The ‘Galaxy at War’ feature puts the player in the heart of the Reaper War from the Normandy’s Combat Information Centre, which has been rebalanced in the Legendary Edition.
“For example, Galactic Readiness is no longer impacted by external factors that aren’t part of the collection, like multiplayer or the old companion app for Mass Effect 3. However, that doesn’t necessarily mean defeating the Reapers will be easy.”
“The more content you complete across the entire trilogy, the more likely you’ll be prepared for the final fights in its conclusion. If you only play Mass Effect 3, you’ll have to do just about every option available in the game to be eligible for an ending that doesn’t result in massive galactic losses.
“Playing the first two games and carrying over your progress is the most reliable way to get good results in the final hours of the Reaper War. For comparison, if you previously played Mass Effect 3 with the Extended Cut (which included Galactic Readiness rebalancing), fully preparing for the final fight will be more difficult to achieve in the Legendary Edition. And on that note: the Extended Cut ending is now the game’s default finale.”
The community manager highlighted that readying your intergalactic armies will be made a bit easier by a number of critical bug fixes and backend improvements made to the Paragon-Renegade system in Mass Effect 2.

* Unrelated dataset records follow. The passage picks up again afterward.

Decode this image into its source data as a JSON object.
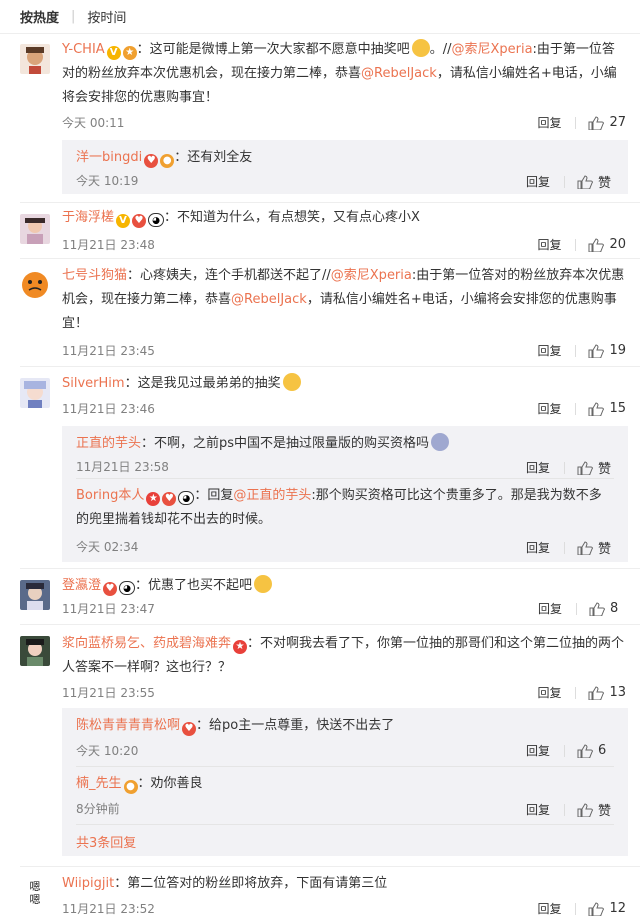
{
  "sort": {
    "hot": "按热度",
    "time": "按时间"
  },
  "comments": [
    {
      "user": "Y-CHIA",
      "text": "：这可能是微博上第一次大家都不愿意中抽奖吧",
      "text2": "。//",
      "link": "@索尼Xperia",
      "text3": ":由于第一位答对的粉丝放弃本次优惠机会，现在接力第二棒，恭喜",
      "mention": "@RebelJack",
      "text4": "，请私信小编姓名+电话，小编将会安排您的优惠购事宜！",
      "time": "今天 00:11",
      "reply": "回复",
      "likes": "27"
    },
    {
      "user": "于海浮槎",
      "text": "：不知道为什么，有点想笑，又有点心疼小X",
      "time": "11月21日 23:48",
      "reply": "回复",
      "likes": "20"
    },
    {
      "user": "七号斗狗猫",
      "text": "：心疼姨夫，连个手机都送不起了//",
      "link": "@索尼Xperia",
      "text3": ":由于第一位答对的粉丝放弃本次优惠机会，现在接力第二棒，恭喜",
      "mention": "@RebelJack",
      "text4": "，请私信小编姓名+电话，小编将会安排您的优惠购事宜！",
      "time": "11月21日 23:45",
      "reply": "回复",
      "likes": "19"
    },
    {
      "user": "SilverHim",
      "text": "：这是我见过最弟弟的抽奖",
      "time": "11月21日 23:46",
      "reply": "回复",
      "likes": "15"
    },
    {
      "user": "登瀛澄",
      "text": "：优惠了也买不起吧",
      "time": "11月21日 23:47",
      "reply": "回复",
      "likes": "8"
    },
    {
      "user": "浆向蓝桥易乞、药成碧海难奔",
      "text": "：不对啊我去看了下，你第一位抽的那哥们和这个第二位抽的两个人答案不一样啊？这也行？？",
      "time": "11月21日 23:55",
      "reply": "回复",
      "likes": "13"
    },
    {
      "user": "Wiipigjit",
      "text": "：第二位答对的粉丝即将放弃，下面有请第三位",
      "time": "11月21日 23:52",
      "reply": "回复",
      "likes": "12"
    }
  ],
  "subs": [
    {
      "user": "洋一bingdi",
      "text": "：还有刘全友",
      "time": "今天 10:19",
      "reply": "回复",
      "likes": "赞"
    },
    {
      "user": "正直的芋头",
      "text": "：不啊，之前ps中国不是抽过限量版的购买资格吗",
      "time": "11月21日 23:58",
      "reply": "回复",
      "likes": "赞"
    },
    {
      "user": "Boring本人",
      "text": "：回复",
      "mention": "@正直的芋头",
      "text2": ":那个购买资格可比这个贵重多了。那是我为数不多的兜里揣着钱却花不出去的时候。",
      "time": "今天 02:34",
      "reply": "回复",
      "likes": "赞"
    },
    {
      "user": "陈松青青青青松啊",
      "text": "：给po主一点尊重，快送不出去了",
      "time": "今天 10:20",
      "reply": "回复",
      "likes": "6"
    },
    {
      "user": "楠_先生",
      "text": "：劝你善良",
      "time": "8分钟前",
      "reply": "回复",
      "likes": "赞"
    }
  ],
  "more": "共3条回复",
  "colors": {
    "accent": "#eb7350",
    "meta": "#808080",
    "subbg": "#f2f2f5"
  }
}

“We resolved some legacy issues that inhibited accurate reputation stats from being displayed and outright prevented certain dialogue options from being selectable when they should have been. Because of this, key moments that have been notoriously difficult to achieve in Mass Effect 2 (and impacted Mass Effect 3) can now be completed more reliably, leading to better results in the story’s final act.
“Getting to go back to the roots of the Mass Effect franchise – our roots, as a team now celebrating our 25th anniversary – has been an incredibly nostalgic and emotional experience for us, and we’re sure a lot of you will feel similarly when you get to play the Legendary Edition!” added Ingram.